Up & Atom


In a recently issued NRC adjudicatory decision, the Commission reaffirmed its regulatory interpretation allowing power reactor licensees applying for subsequent license renewal (SLR), and the NRC Staff reviewing these applications, to rely on the NRC’s Generic Environmental Impact Statement (GEIS) for License Renewal of Nuclear Plants (GEIS). Two of the five Commissioners dissented, however, arguing this interpretation violates the NRC’s obligations under the National Environmental Policy Act (NEPA).

At issue in this proceeding is the SLR application for Peach Bottom Atomic Power Station Units 2 and 3 (Peach Bottom). Peach Bottom is the second power station to apply for (and receive) a subsequent 20-year renewed license. Beyond Nuclear, an anti-nuclear advocacy group, filed a hearing request and petition to intervene in the NRC proceeding, proposing two contentions to be litigated at an evidentiary hearing.

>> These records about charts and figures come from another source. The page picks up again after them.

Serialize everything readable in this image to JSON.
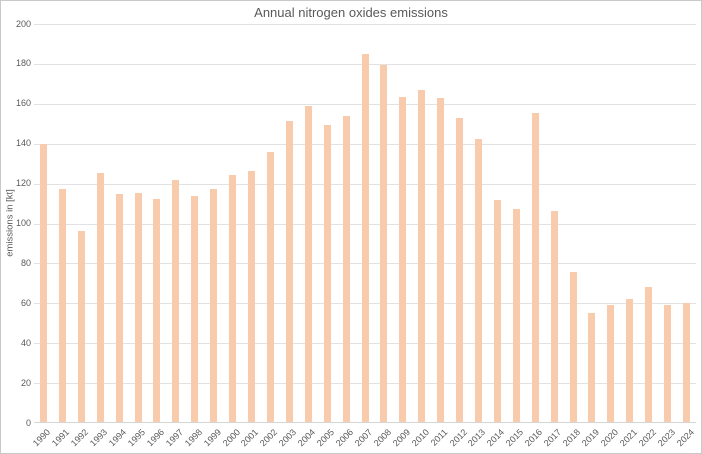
{
  "chart_data": {
    "type": "bar",
    "title": "Annual nitrogen oxides emissions",
    "xlabel": "",
    "ylabel": "emissions in [kt]",
    "ylim": [
      0,
      200
    ],
    "yticks": [
      0,
      20,
      40,
      60,
      80,
      100,
      120,
      140,
      160,
      180,
      200
    ],
    "grid": true,
    "legend": false,
    "categories": [
      "1990",
      "1991",
      "1992",
      "1993",
      "1994",
      "1995",
      "1996",
      "1997",
      "1998",
      "1999",
      "2000",
      "2001",
      "2002",
      "2003",
      "2004",
      "2005",
      "2006",
      "2007",
      "2008",
      "2009",
      "2010",
      "2011",
      "2012",
      "2013",
      "2014",
      "2015",
      "2016",
      "2017",
      "2018",
      "2019",
      "2020",
      "2021",
      "2022",
      "2023",
      "2024"
    ],
    "values": [
      139.5,
      117,
      95.5,
      125,
      114.5,
      115,
      112,
      121.5,
      113.5,
      117,
      124,
      126,
      135.5,
      151,
      158.5,
      149,
      153.5,
      184.5,
      179,
      163,
      166.5,
      162.5,
      152.5,
      142,
      111.5,
      107,
      155,
      106,
      75,
      54.5,
      58.5,
      61.5,
      67.5,
      58.5,
      59.5
    ],
    "colors": {
      "bar": "#f8cbad",
      "gridline": "#e2e2e2",
      "axis_line": "#d6d6d6",
      "text": "#595959",
      "border": "#c9c9c9",
      "background": "#ffffff"
    }
  }
}
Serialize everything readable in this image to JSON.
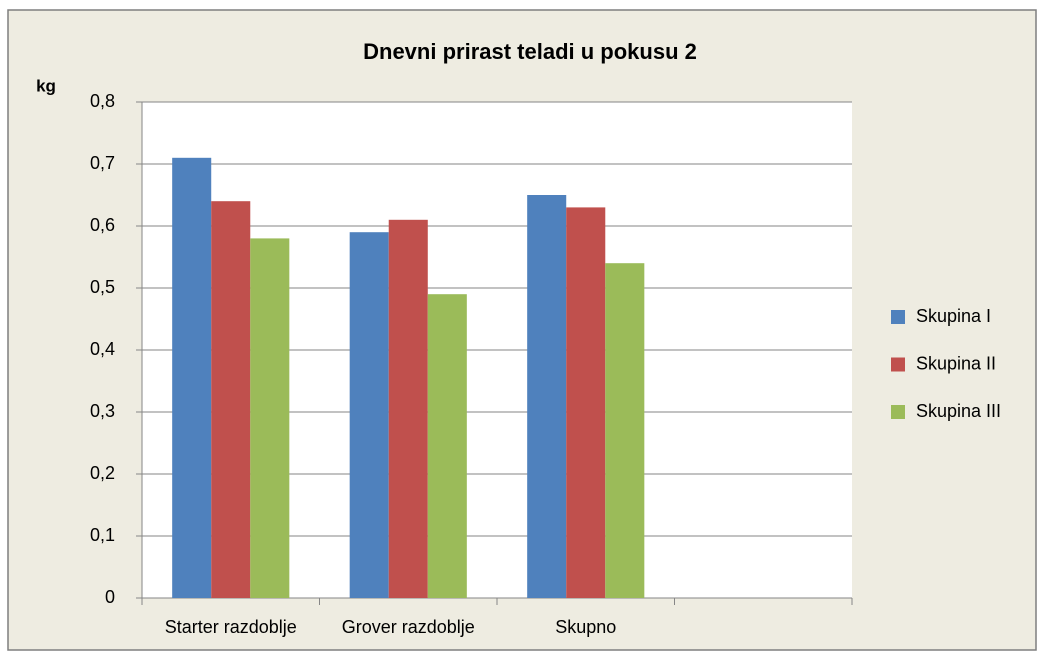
{
  "chart_data": {
    "type": "bar",
    "title": "Dnevni prirast teladi u pokusu 2",
    "y_label": "kg",
    "categories": [
      "Starter razdoblje",
      "Grover razdoblje",
      "Skupno",
      null
    ],
    "series": [
      {
        "name": "Skupina I",
        "color": "#4f81bd",
        "values": [
          0.71,
          0.59,
          0.65,
          null
        ]
      },
      {
        "name": "Skupina II",
        "color": "#c0504d",
        "values": [
          0.64,
          0.61,
          0.63,
          null
        ]
      },
      {
        "name": "Skupina III",
        "color": "#9bbb59",
        "values": [
          0.58,
          0.49,
          0.54,
          null
        ]
      }
    ],
    "ylim": [
      0,
      0.8
    ],
    "yticks": [
      0,
      {
        "value": 0.1,
        "label": "0,1"
      },
      {
        "value": 0.2,
        "label": "0,2"
      },
      {
        "value": 0.3,
        "label": "0,3"
      },
      {
        "value": 0.4,
        "label": "0,4"
      },
      {
        "value": 0.5,
        "label": "0,5"
      },
      {
        "value": 0.6,
        "label": "0,6"
      },
      {
        "value": 0.7,
        "label": "0,7"
      },
      {
        "value": 0.8,
        "label": "0,8"
      }
    ],
    "grid": true,
    "legend": "right"
  }
}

After briefing and oral argument, the Atomic Safety and Licensing Board (Board) denied Beyond Nuclear’s hearing request and found neither of its contentions were admissible.

Beyond Nuclear only appealed the Board’s denial of Contention 2, which alleged, among other things, that the applicant’s environmental report violated the NEPA and 10 CFR 51.53(c)(2) by failing to address potential environmental impacts from hypothetical accidents associated with aging equipment. The central dispute was whether the applicant could rely on the NRC’s generic evaluation of this scenario as presented in the GEIS and codified in NRC regulations. Beyond Nuclear argued that Peach Bottom could not rely on the GEIS because 10 CFR 51.53(c)(3) limits its applicability to applicants seeking an “initial” renewed license.

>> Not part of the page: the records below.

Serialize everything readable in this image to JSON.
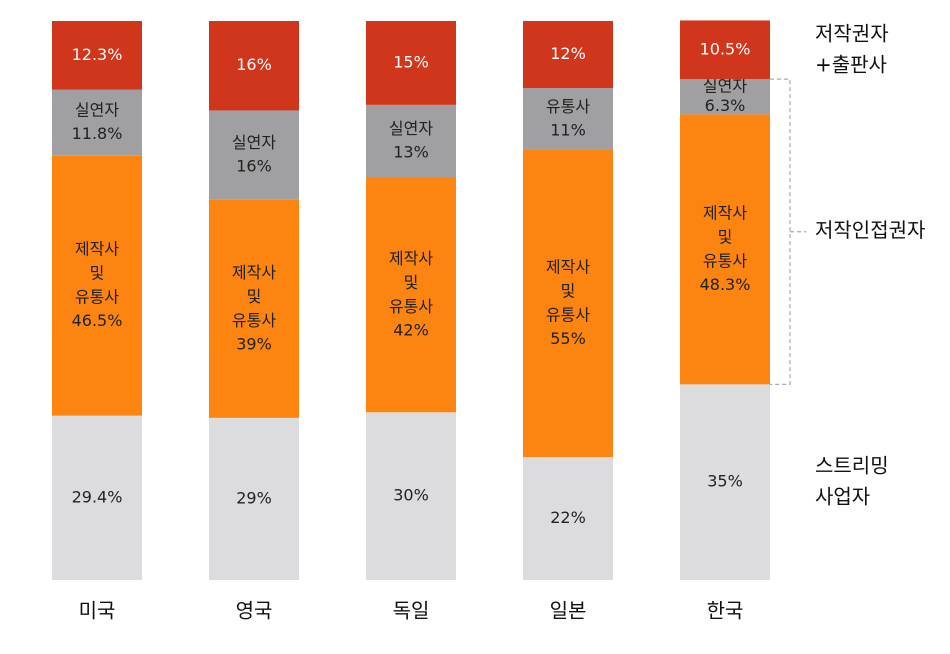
{
  "chart_data": {
    "type": "stacked_bar",
    "categories": [
      "미국",
      "영국",
      "독일",
      "일본",
      "한국"
    ],
    "ylim": [
      0,
      100
    ],
    "series": [
      {
        "name": "스트리밍\n사업자",
        "color": "#dcdcde",
        "text_color": "#222222",
        "values": [
          29.4,
          29,
          30,
          22,
          35
        ],
        "value_labels": [
          "29.4%",
          "29%",
          "30%",
          "22%",
          "35%"
        ]
      },
      {
        "color": "#fb8510",
        "text_color": "#222222",
        "labels": [
          "제작사\n및\n유통사",
          "제작사\n및\n유통사",
          "제작사\n및\n유통사",
          "제작사\n및\n유통사",
          "제작사\n및\n유통사"
        ],
        "values": [
          46.5,
          39,
          42,
          55,
          48.3
        ],
        "value_labels": [
          "46.5%",
          "39%",
          "42%",
          "55%",
          "48.3%"
        ]
      },
      {
        "color": "#a0a0a2",
        "text_color": "#222222",
        "labels": [
          "실연자",
          "실연자",
          "실연자",
          "유통사",
          "실연자"
        ],
        "values": [
          11.8,
          16,
          13,
          11,
          6.3
        ],
        "value_labels": [
          "11.8%",
          "16%",
          "13%",
          "11%",
          "6.3%"
        ]
      },
      {
        "name": "저작권자\n+출판사",
        "color": "#d0361c",
        "text_color": "#ffffff",
        "values": [
          12.3,
          16,
          15,
          12,
          10.5
        ],
        "value_labels": [
          "12.3%",
          "16%",
          "15%",
          "12%",
          "10.5%"
        ]
      }
    ],
    "bracket_label": "저작인접권자"
  }
}
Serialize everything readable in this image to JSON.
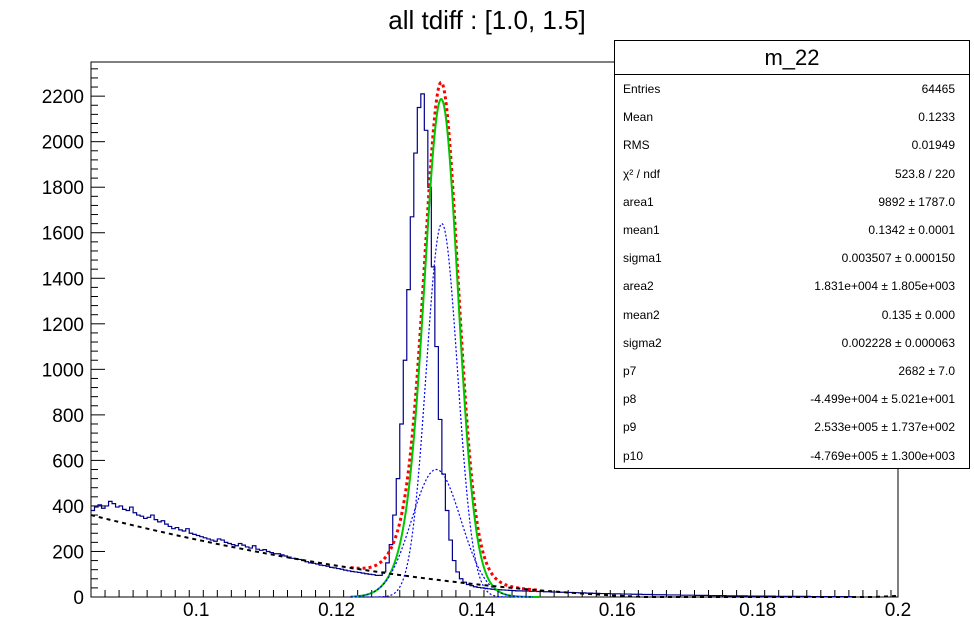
{
  "chart_data": {
    "type": "histogram",
    "title": "all tdiff : [1.0, 1.5]",
    "xlabel": "",
    "ylabel": "",
    "xlim": [
      0.085,
      0.2
    ],
    "ylim": [
      0,
      2350
    ],
    "x_ticks": [
      0.1,
      0.12,
      0.14,
      0.16,
      0.18,
      0.2
    ],
    "x_tick_labels": [
      "0.1",
      "0.12",
      "0.14",
      "0.16",
      "0.18",
      "0.2"
    ],
    "y_ticks": [
      0,
      200,
      400,
      600,
      800,
      1000,
      1200,
      1400,
      1600,
      1800,
      2000,
      2200
    ],
    "y_tick_labels": [
      "0",
      "200",
      "400",
      "600",
      "800",
      "1000",
      "1200",
      "1400",
      "1600",
      "1800",
      "2000",
      "2200"
    ],
    "grid": false,
    "legend": "none",
    "histogram": {
      "name": "m_22",
      "color": "#00008b",
      "bin_width": 0.0005,
      "x_start": 0.085,
      "counts": [
        380,
        395,
        405,
        390,
        400,
        420,
        410,
        395,
        400,
        385,
        380,
        395,
        370,
        360,
        355,
        345,
        350,
        360,
        340,
        330,
        335,
        320,
        310,
        300,
        305,
        295,
        290,
        300,
        280,
        275,
        270,
        265,
        260,
        255,
        250,
        245,
        255,
        250,
        240,
        235,
        230,
        225,
        235,
        228,
        220,
        215,
        225,
        210,
        205,
        208,
        200,
        195,
        190,
        190,
        185,
        180,
        175,
        170,
        168,
        165,
        160,
        155,
        150,
        148,
        145,
        140,
        138,
        135,
        130,
        128,
        125,
        122,
        118,
        115,
        112,
        110,
        108,
        105,
        102,
        100,
        98,
        95,
        95,
        110,
        150,
        230,
        360,
        520,
        760,
        1040,
        1350,
        1670,
        1950,
        2150,
        2210,
        2050,
        1800,
        1450,
        1100,
        780,
        540,
        380,
        250,
        160,
        110,
        80,
        65,
        55,
        50,
        45,
        42,
        40,
        38,
        36,
        34,
        33,
        32,
        31,
        30,
        29,
        28,
        27,
        27,
        26,
        26,
        25,
        25,
        24,
        24,
        23,
        23,
        22,
        22,
        21,
        21,
        20,
        20,
        19,
        19,
        18,
        18,
        17,
        17,
        16,
        16,
        15,
        15,
        15,
        14,
        14,
        14,
        13,
        13,
        13,
        12,
        12,
        12,
        11,
        11,
        11,
        10,
        10,
        10,
        10,
        9,
        9,
        9,
        9,
        8,
        8,
        8,
        8,
        7,
        7,
        7,
        7,
        6,
        6,
        6,
        6,
        6,
        5,
        5,
        5,
        5,
        5,
        5,
        4,
        4,
        4,
        4,
        4,
        4,
        4,
        4,
        3,
        3,
        3,
        3,
        3,
        3,
        3,
        3,
        3,
        3,
        2,
        2,
        2,
        2,
        2,
        2,
        2,
        2,
        2,
        2,
        2,
        2,
        2
      ]
    },
    "fit_curves": [
      {
        "name": "total fit",
        "color": "#ff0000",
        "dash": "3,3",
        "width": 3
      },
      {
        "name": "signal sum",
        "color": "#00c800",
        "dash": "",
        "width": 2
      },
      {
        "name": "gaussian 1",
        "color": "#0000ff",
        "dash": "2,2",
        "width": 1.2
      },
      {
        "name": "gaussian 2",
        "color": "#0000ff",
        "dash": "2,2",
        "width": 1.2
      },
      {
        "name": "background",
        "color": "#000000",
        "dash": "4,4",
        "width": 2
      }
    ],
    "fit_params": {
      "area1": 9892,
      "mean1": 0.1342,
      "sigma1": 0.003507,
      "area2": 18310,
      "mean2": 0.135,
      "sigma2": 0.002228,
      "gauss1_peak": 560,
      "gauss2_peak": 1640,
      "bg_at_0085": 360,
      "bg_at_0145": 40,
      "bg_at_0200": 5
    },
    "stats": {
      "title": "m_22",
      "rows": [
        {
          "label": "Entries",
          "value": "64465"
        },
        {
          "label": "Mean",
          "value": "0.1233"
        },
        {
          "label": "RMS",
          "value": "0.01949"
        },
        {
          "label": "χ² / ndf",
          "value": "523.8 / 220"
        },
        {
          "label": "area1",
          "value": "9892 ± 1787.0"
        },
        {
          "label": "mean1",
          "value": "0.1342 ± 0.0001"
        },
        {
          "label": "sigma1",
          "value": "0.003507 ± 0.000150"
        },
        {
          "label": "area2",
          "value": "1.831e+004 ± 1.805e+003"
        },
        {
          "label": "mean2",
          "value": "0.135 ± 0.000"
        },
        {
          "label": "sigma2",
          "value": "0.002228 ± 0.000063"
        },
        {
          "label": "p7",
          "value": "2682 ± 7.0"
        },
        {
          "label": "p8",
          "value": "-4.499e+004 ± 5.021e+001"
        },
        {
          "label": "p9",
          "value": "2.533e+005 ± 1.737e+002"
        },
        {
          "label": "p10",
          "value": "-4.769e+005 ± 1.300e+003"
        }
      ]
    }
  }
}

In April 2020, as we previously discussed, a four-member Commission affirmed in a different SLR proceeding that Section 51.53(c)(3) does not limit the applicability of the GEIS to initial license renewal. Commissioner Baran dissented from that ruling, and Commissioner Hanson had not yet joined the Commission. In ruling on Beyond Nuclear’s appeal in the Peach Bottom proceeding, the majority of the Commission pointed to, and declined to revisit, its earlier decision. In dissent, Commissioners Baran and Hanson argued that applying Section 51.53(c)(3) to subsequent renewal conflicts with the wording of the regulation and violates the NRC’s NEPA obligations. They believe the Commission’s decision wrongly expands the scope of the GEIS “after the fact” because it did not “analyze the subsequent license renewal time period.”

Although this decision confirms the applicability of Section 51.53(c) and the GEIS to SLR applications, it is worth noting that Commission membership could change under a new administration. In addition, the NRC is in the process of updating the GEIS and its codified conclusions, and has indicated that it may seek to “clarify” the applicability of the GEIS to SLR applications as part of that proceeding, which potentially could resolve the issue. However, the update and associated rulemaking are not expected to be final until 2023, and the Staff’s approach is subject to change.

We will continue to monitor further developments in this area.